Sir Clive Sinclair, the inventor who died last week, took more stick for the comic failure of his underpowered C5 electric vehicle than he ever received praise for the ZX Spectrum personal computer which was briefly a world leader in the electronics market of the 1980s. It wasn’t his fault that the UK offered (then and arguably still) such paucity of patient capital and tech-literate networks to support an original mind like his — and it’s surprising in retrospect that he never packed his bags and moved to California.

Instead, on the verge of bankruptcy in February 1986, he avoided a proffered ‘rescue’ by Robert Maxwell and opted instead to sell his brand name and intellectual property to Alan Sugar’s Amstrad company. That conjures a vision of Sinclair as a hapless contestant on The Apprentice, bald pate gleaming under the lights as he tries to explain the workings of his product to the impatient tycoon — who is said to have replied, when this conversation happened in real life: ‘I don’t care if they have rubber bands in them, as long as they work.’

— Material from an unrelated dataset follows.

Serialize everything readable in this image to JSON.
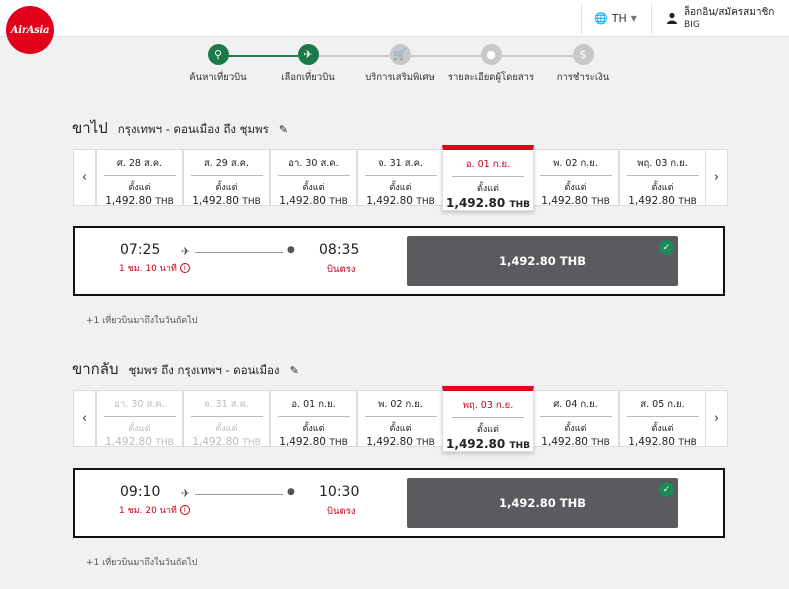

The problem was that Sinclair’s devices quite often didn’t work. But the deal went through after a hitch in which (says Sugar’s autobiography) ‘some bloody hippy’ who had written the source code for the Spectrum’s vital microchip had to be tracked down fishing in Cambridgeshire on a bank holiday and paid £20,000 for his rights. A rapidly redesigned Amstrad Sinclair model went into production in a Taiwanese factory and 300,000 were sold by Christmas. As Sugar wrote: ‘You won’t find a story like that in the Harvard Business School manual.’